The Court, citing In re First Merchants Acceptance Corp., 1997 WL 873551 (D. Del. Dec. 15, 1997), observed that “a ‘professional’ is limited to those occupations which control, purchase or sell assets that are important to reorganization, is negotiating the terms of a plan of reorganization, has discretion to exercise his or her own personal judgment, and whether he or she contributes ‘some degree of special knowledge or skill.’”  Id. at *3.  The Court noted that SB360 was not at the center of Debtors’ reorganization and the terms of the Disposition Agreement nullified SB360’s control.  Id.

The Court then looked to the bankruptcy court decisions in In re Nine West Holdings, Inc., 2018 WL 3238695 (Bankr. S.D.N.Y. July 2, 2018), and In re hhgregg, Inc., Case No. 17-01302-RLM-1 (Bankr. S.D. Ind. May 8, 2017).  Id. at *4.  In Nine West Holdings, the Bankruptcy Court for the Southern District of New York rejected the argument that Alvarez and Marsal and its employee serving as Nine West’s CEO should be retained under Section 327(a), as opposed to Section 363(b).  That court reiterated that “a ‘professional’ for purposes of Section 327(a) is intimately involved in the reorganization process.”  Id.  Judge Gross noted that SB360 was not so involved.  Id.  Similarly, in hhgregg, the Bankruptcy Court for the Southern District of Indiana did not require Section 327(a) retention because the consultant at issue “(1) carried out debtor’s judgment, (2) did not play a central role in the reorganization, (3) did not have broad discretion and (4) had no control over sale prices.”  Id.

Considering the language of the Disposition Agreement which required SB360 to, among other things, “‘recommend appropriate discounting,’ ‘provide qualified supervision,’ ‘maintain focused and constant communication,’ …,” the Court concluded that the Consultants’ responsibilities were “clearly advisory” and did not “constitute an intimate role in the Debtors’ plans.”  Id.

In overruling the Trustee’s objection, the Court observed that the Bankruptcy Code provides clearly that certain professionals must be retained formally pursuant to Section 327(a) but that retention of the Consultant did not require such treatment.  Id.

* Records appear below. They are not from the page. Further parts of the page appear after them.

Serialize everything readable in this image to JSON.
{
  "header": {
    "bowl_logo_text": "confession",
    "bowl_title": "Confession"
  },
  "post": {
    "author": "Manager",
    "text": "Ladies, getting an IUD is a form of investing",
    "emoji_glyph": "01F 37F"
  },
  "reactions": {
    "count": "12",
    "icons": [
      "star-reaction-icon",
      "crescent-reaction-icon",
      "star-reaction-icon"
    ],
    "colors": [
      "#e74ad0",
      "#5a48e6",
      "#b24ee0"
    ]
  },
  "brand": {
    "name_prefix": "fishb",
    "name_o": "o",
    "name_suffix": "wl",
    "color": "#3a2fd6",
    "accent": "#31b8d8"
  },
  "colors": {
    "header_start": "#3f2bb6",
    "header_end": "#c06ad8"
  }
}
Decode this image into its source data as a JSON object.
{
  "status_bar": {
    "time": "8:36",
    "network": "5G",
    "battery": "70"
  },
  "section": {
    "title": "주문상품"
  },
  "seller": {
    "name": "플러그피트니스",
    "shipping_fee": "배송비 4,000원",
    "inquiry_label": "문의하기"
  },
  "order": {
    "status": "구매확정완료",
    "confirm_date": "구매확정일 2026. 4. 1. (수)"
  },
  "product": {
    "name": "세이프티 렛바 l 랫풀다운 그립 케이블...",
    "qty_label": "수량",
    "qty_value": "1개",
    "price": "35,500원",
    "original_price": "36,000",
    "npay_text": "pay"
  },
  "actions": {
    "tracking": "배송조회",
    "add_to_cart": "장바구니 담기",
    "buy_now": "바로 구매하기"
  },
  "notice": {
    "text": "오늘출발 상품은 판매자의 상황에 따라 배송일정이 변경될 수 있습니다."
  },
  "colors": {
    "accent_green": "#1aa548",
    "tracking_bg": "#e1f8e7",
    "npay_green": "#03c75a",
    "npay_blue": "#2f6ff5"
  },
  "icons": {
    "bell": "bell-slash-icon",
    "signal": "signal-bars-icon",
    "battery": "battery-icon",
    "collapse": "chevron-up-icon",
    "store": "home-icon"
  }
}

The ruling in Heritage Home Group provides certainty to practitioners, as well as consultants seeking to be retained by a debtor to liquidate assets, that such consultants are not “professionals” requiring retention under Section 327(a) in the Delaware bankruptcy court.

Postscript

Subsequent to Judge Gross’ decision in Heritage Home Corp., Judge Brendan Linehan Shannon, U.S. Bankruptcy Judge for the District of Delaware, held, in Brookstone Holdings Corp., Case No. 18-11780-BLS, 2018 WL 4801890 (Bankr. D. Del. Oct. 1, 2018), that Gordon Brothers Retail Partners, LLC and Hilco Merchant Resources, LLC (collectively, “Hilco”), performing services related to debtor’s going-out-of-business (“GOB”) sales (and acting in a role similar to SB360 in Heritage Home Corp.), was not a “professional” within the meaning of Section 327(a).  Judge Shannon looked to the common usage of the term “auctioneer” and concluded that the sale process was not an auction and Hilco was not hired to conduct an auction.  As such, Hilco was not engaged as an “auctioneer” for purposes of Section 327(a). Brookstone Holdings Corp., 2018 WL 4801890 at *6.  The Court also considered whether Hilco was an “other professional” as the term is used in Section 327(a) and decided it was not.  Id. at *10.  The Court reviewed the factors developed in First Merchants for determining whether an employee is a “professional” within the meaning of Section 327(a), and concluded Hilco’s services were “not sufficiently central to the development and implementation of the Debtor’s reorganization.”  Id. at *1.  Based on the record, the debtor remained in “complete control of all aspects of the GOB sales” and Hilco did not control or manage the sale process, was not involved in negotiating the terms of a plan, did not exercise discretion “in the administration of the debtor’s estate” and it’s role in store closures did not “constitute meaningful participation in the ‘administration of debtors’ estate.’”  Id. at *7-9.